With the winter blues now a distant memory, the bush is alive with birdsong. It’s also the best time for birdwatchers (or ‘twitchers’) to be out and about.
To take advantage of all this action, BirdLife Australia’s annual Twitchathon – a race to see how many different species of birds can be spotted in 24 hours (or 12 hours, or three hours) – will take place this Saturday and Sunday, October 28-29.
Hundreds of birdwatchers across the country will head out into swamps, beaches, gardens and even sewage ponds to see as many different birds as they can, with each team vying for the coveted honour of being the state’s top twitchers, while raising much-needed funds for bird conservation at the same time.
“No matter where you are, you can see birds,” BirdLife Australia, Sean Dooley said.
“But different types of birds live in different habitats, so it’s a matter of going to as many places as you can to maximise the number of species that you’ll be able to see.
“The drought over the past few years has meant that in some areas plenty of inland birds have moved towards the coast, so all the teams are hoping to see a bumper crop of birds this year.
“It’s really good fun, but it has a serious side as well,” Sean said.
“Many of Australia’s birds are in trouble – the number of birds on the threatened species list has never been greater—and by taking part in the Twitchathon, we’re raising funds to help BirdLife Australia take direct action to protect the birds and the special habitats they live in.
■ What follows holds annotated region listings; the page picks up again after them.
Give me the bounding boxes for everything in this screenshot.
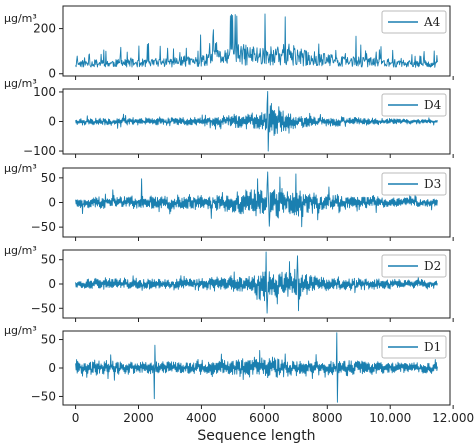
series-line-d4 [75,90,438,152]
legend: D1 [381,335,447,359]
panel-d1: −50 0 50 μg/m³ D1 0 2000 4000 6000 8000 10.000 12.0… [4,324,474,444]
y-tick-label: 100 [33,85,56,99]
legend-label: D3 [424,177,441,191]
y-tick-label: 50 [41,253,56,267]
y-tick-label: 0 [48,277,56,291]
unit-label: μg/m³ [4,162,37,175]
legend: A4 [381,10,447,34]
unit-label: μg/m³ [4,77,37,90]
axes-frame [62,330,451,406]
legend-label: D1 [424,340,441,354]
legend-label: D4 [424,98,442,112]
x-tick-label: 10.000 [369,411,411,425]
series-line-a4 [75,13,438,68]
x-tick-label: 6000 [249,411,280,425]
x-tick-label: 2000 [123,411,154,425]
axes-frame [62,249,451,319]
legend: D3 [381,172,447,196]
y-tick-label: 0 [48,115,56,129]
series-line-d3 [75,171,438,228]
y-tick-label: −50 [31,389,56,403]
legend: D4 [381,93,447,117]
panel-d2: −50 0 50 μg/m³ D2 [4,244,454,322]
y-tick-label: −100 [23,144,56,158]
axes-frame [62,88,451,155]
y-tick-label: 0 [48,361,56,375]
unit-label: μg/m³ [4,12,37,25]
y-tick-label: 200 [33,22,56,36]
x-tick-label: 12.000 [432,411,474,425]
legend: D2 [381,254,447,278]
y-tick-label: 0 [48,67,56,81]
x-axis-label: Sequence length [197,428,315,444]
y-tick-label: 50 [41,171,56,185]
axes-frame [62,167,451,238]
y-tick-label: 0 [48,196,56,210]
unit-label: μg/m³ [4,244,37,257]
y-tick-label: −50 [31,220,56,234]
legend-label: A4 [423,15,441,29]
series-line-d2 [75,251,438,314]
axes-frame [62,5,451,77]
panel-d3: −50 0 50 μg/m³ D3 [4,162,454,241]
unit-label: μg/m³ [4,324,37,337]
y-tick-label: 50 [41,333,56,347]
x-tick-label: 0 [72,411,80,425]
legend-label: D2 [424,259,441,273]
y-tick-label: −50 [31,301,56,315]
x-tick-label: 4000 [186,411,217,425]
series-line-d1 [75,332,438,403]
x-tick-label: 8000 [312,411,343,425]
“Across Australia state by state this year we’re raising money to save birds.
“The more we can raise the more effective our efforts will be,” Sean said.
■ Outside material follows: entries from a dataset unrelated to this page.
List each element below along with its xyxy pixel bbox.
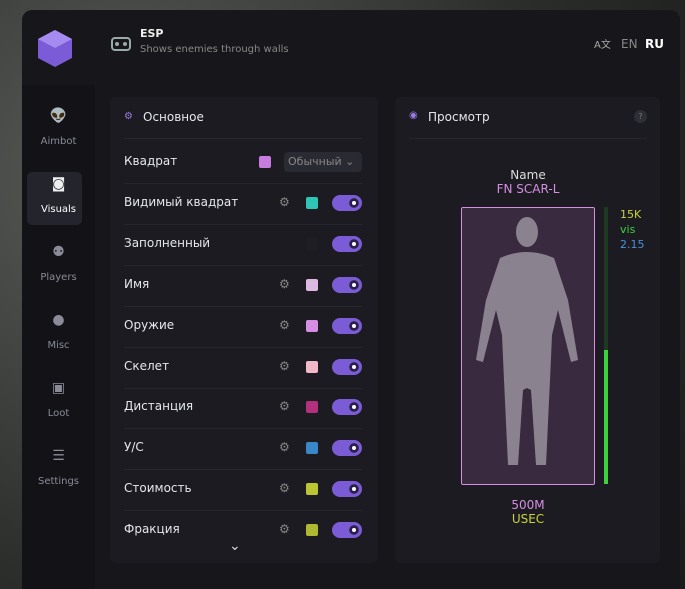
row-label: Скелет	[124, 358, 170, 373]
sidebar	[22, 85, 95, 589]
row-label: Заполненный	[124, 235, 211, 250]
separator	[409, 138, 647, 139]
row-label: Квадрат	[124, 154, 178, 168]
panel-title: Основное	[143, 110, 204, 124]
sidebar-label[interactable]: Players	[40, 272, 77, 283]
toggle-knob	[349, 279, 359, 290]
separator	[124, 428, 362, 430]
toggle-knob	[349, 525, 359, 536]
row-label: Видимый квадрат	[124, 194, 239, 209]
preview-name: Name	[510, 168, 546, 182]
preview-weapon: FN SCAR-L	[496, 182, 560, 196]
toggle-knob	[349, 197, 359, 208]
sidebar-label[interactable]: Aimbot	[40, 136, 77, 147]
preview-title: Просмотр	[428, 110, 490, 124]
separator	[124, 510, 362, 512]
preview-vis: vis	[620, 223, 636, 236]
color-swatch[interactable]	[259, 156, 271, 168]
color-swatch[interactable]	[306, 360, 318, 373]
header-title: ESP	[140, 27, 164, 40]
row-settings[interactable]: ⚙	[279, 522, 290, 537]
header-subtitle: Shows enemies through walls	[140, 44, 289, 55]
separator	[124, 264, 362, 266]
toggle[interactable]	[332, 235, 362, 252]
row-label: Имя	[124, 276, 150, 291]
row-settings[interactable]: ⚙	[279, 317, 290, 332]
toggle[interactable]	[332, 317, 362, 334]
color-swatch[interactable]	[306, 401, 318, 414]
toggle-knob	[349, 238, 359, 249]
toggle[interactable]	[332, 522, 362, 539]
body-model	[476, 217, 578, 465]
gear-icon: ⚙	[124, 111, 133, 122]
color-swatch[interactable]	[306, 319, 318, 332]
eye-icon: ◉	[409, 110, 418, 121]
toggle-knob	[349, 361, 359, 372]
vr-icon	[111, 37, 131, 51]
preview-faction: USEC	[511, 512, 545, 526]
separator	[124, 387, 362, 389]
separator	[124, 469, 362, 471]
color-swatch[interactable]	[306, 524, 318, 537]
sidebar-icon: ●	[52, 312, 65, 328]
row-settings[interactable]: ⚙	[279, 276, 290, 291]
health-bar	[604, 350, 608, 484]
toggle-knob	[349, 484, 359, 495]
dropdown-value: Обычный	[288, 155, 342, 168]
color-swatch[interactable]	[306, 196, 318, 209]
sidebar-icon: ☰	[52, 448, 65, 464]
language-icon: A文	[594, 40, 611, 51]
row-label: Фракция	[124, 522, 180, 537]
separator	[124, 223, 362, 225]
sidebar-label[interactable]: Loot	[47, 408, 70, 419]
toggle[interactable]	[332, 440, 362, 457]
toggle[interactable]	[332, 276, 362, 293]
row-settings[interactable]: ⚙	[279, 440, 290, 455]
preview-value: 15K	[620, 208, 642, 221]
sidebar-icon: 👽	[49, 108, 68, 124]
sidebar-label[interactable]: Visuals	[40, 204, 77, 215]
color-swatch[interactable]	[306, 442, 318, 455]
toggle-knob	[349, 320, 359, 331]
sidebar-icon: ◙	[51, 176, 66, 192]
row-label: У/С	[124, 440, 144, 455]
toggle[interactable]	[332, 481, 362, 498]
toggle-knob	[349, 443, 359, 454]
preview-kd: 2.15	[620, 238, 645, 251]
row-settings[interactable]: ⚙	[279, 194, 290, 209]
help-icon[interactable]: ?	[634, 110, 647, 123]
lang-ru[interactable]: RU	[645, 37, 664, 51]
sidebar-label[interactable]: Settings	[37, 476, 79, 487]
dropdown[interactable]: Обычный ⌄	[284, 152, 362, 172]
row-label: Оружие	[124, 317, 175, 332]
scroll-down[interactable]: ⌄	[229, 538, 241, 554]
toggle[interactable]	[332, 399, 362, 416]
health-track	[604, 207, 608, 484]
sidebar-icon: ▣	[51, 380, 66, 396]
row-settings[interactable]: ⚙	[279, 358, 290, 373]
row-label: Дистанция	[124, 399, 194, 414]
separator	[124, 346, 362, 348]
lang-en[interactable]: EN	[621, 37, 638, 51]
separator	[124, 305, 362, 307]
separator	[124, 138, 362, 139]
toggle[interactable]	[332, 358, 362, 375]
logo	[38, 30, 72, 67]
row-settings[interactable]: ⚙	[279, 481, 290, 496]
toggle[interactable]	[332, 194, 362, 211]
row-label: Стоимость	[124, 481, 192, 496]
preview-distance: 500M	[511, 498, 545, 512]
separator	[124, 183, 362, 184]
selected-tab	[27, 172, 82, 225]
color-swatch[interactable]	[306, 278, 318, 291]
sidebar-icon: ⚉	[52, 244, 65, 260]
row-settings[interactable]: ⚙	[279, 399, 290, 414]
color-swatch[interactable]	[306, 483, 318, 496]
sidebar-label[interactable]: Misc	[47, 340, 70, 351]
color-swatch[interactable]	[306, 237, 318, 250]
toggle-knob	[349, 402, 359, 413]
To support a local or state team see all state causes here, https://www.birdlifetwitchathon.org.au/teams
About Birdlife Australia
BirdLife Australia is a relatively recent name change for our organisation.
It is the result of the merger of Birds Australia and Bird Observation and Conservation Australia (BOCA).
For more than 100 years, Birds Australia and BOCA have been powerful advocates for native birds and the conservation of their habitats.